Computational efficiency gains by focusing on relevant subspaces

Abstract

This research introduces the Theory of Partial Symmetry Enforced Attention Decomposition (PSEAD), a new and rigorous group-theoretic framework designed to seamlessly integrate local symmetry awareness into the core architecture of self-attention mechanisms within Transformer models. We formalize the concept of local permutation subgroup actions on windows of biological data, proving that under such actions, the attention mechanism naturally decomposes into a direct sum of orthogonal irreducible components.
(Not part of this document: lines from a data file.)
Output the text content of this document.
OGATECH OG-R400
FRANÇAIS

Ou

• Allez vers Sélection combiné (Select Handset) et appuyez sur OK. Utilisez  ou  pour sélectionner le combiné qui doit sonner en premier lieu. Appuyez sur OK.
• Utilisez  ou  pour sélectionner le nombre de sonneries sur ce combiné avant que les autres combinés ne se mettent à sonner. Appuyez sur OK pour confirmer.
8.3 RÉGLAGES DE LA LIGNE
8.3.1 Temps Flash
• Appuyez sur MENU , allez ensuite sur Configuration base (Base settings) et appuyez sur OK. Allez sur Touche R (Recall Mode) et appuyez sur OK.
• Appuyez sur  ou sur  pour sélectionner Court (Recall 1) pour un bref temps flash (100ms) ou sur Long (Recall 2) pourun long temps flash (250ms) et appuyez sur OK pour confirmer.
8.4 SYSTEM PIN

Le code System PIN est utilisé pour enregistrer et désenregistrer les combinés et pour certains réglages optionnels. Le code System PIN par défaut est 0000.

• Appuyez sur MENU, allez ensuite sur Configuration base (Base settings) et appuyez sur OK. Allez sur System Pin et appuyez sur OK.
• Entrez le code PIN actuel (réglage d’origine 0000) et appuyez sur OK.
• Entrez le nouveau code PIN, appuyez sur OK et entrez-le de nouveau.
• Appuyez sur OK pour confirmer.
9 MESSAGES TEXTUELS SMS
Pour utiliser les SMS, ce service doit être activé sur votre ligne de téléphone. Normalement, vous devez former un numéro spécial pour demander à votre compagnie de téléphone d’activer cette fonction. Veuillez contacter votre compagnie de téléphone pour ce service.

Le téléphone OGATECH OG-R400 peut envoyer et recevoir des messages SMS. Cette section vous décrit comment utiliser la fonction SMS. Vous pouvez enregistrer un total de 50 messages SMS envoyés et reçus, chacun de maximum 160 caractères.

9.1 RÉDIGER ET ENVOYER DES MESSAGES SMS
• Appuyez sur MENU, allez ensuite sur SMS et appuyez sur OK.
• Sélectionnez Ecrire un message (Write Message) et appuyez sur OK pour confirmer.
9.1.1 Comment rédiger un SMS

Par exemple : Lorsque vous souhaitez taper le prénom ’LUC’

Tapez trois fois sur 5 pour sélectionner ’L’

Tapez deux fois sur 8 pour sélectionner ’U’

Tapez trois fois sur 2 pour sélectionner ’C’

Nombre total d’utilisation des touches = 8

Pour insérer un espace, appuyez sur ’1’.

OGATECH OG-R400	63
Critically, these components are intrinsically aligned with the irreducible representations of the acting permutation subgroup, thereby providing a powerful mathematical basis for disentangling symmetric and asymmetric features. We show that PSEAD offers substantial advantages. These include enhanced generalization capabilities to novel biological motifs exhibiting similar partial symmetries, unprecedented interpretability by allowing direct visualization and analysis of attention contributions from different symmetry channels, and significant computational efficiency gains by focusing representational capacity on relevant symmetric subspaces. Beyond static data analysis, we extend PSEAD's applicability to dynamic biological processes within reinforcement learning paradigms, showcasing its potential to accelerate the discovery and optimization of biologically meaningful policies in complex environments like protein folding and drug discovery. This work lays the groundwork for a new generation of biologically informed, symmetry-aware artificial intelligence models.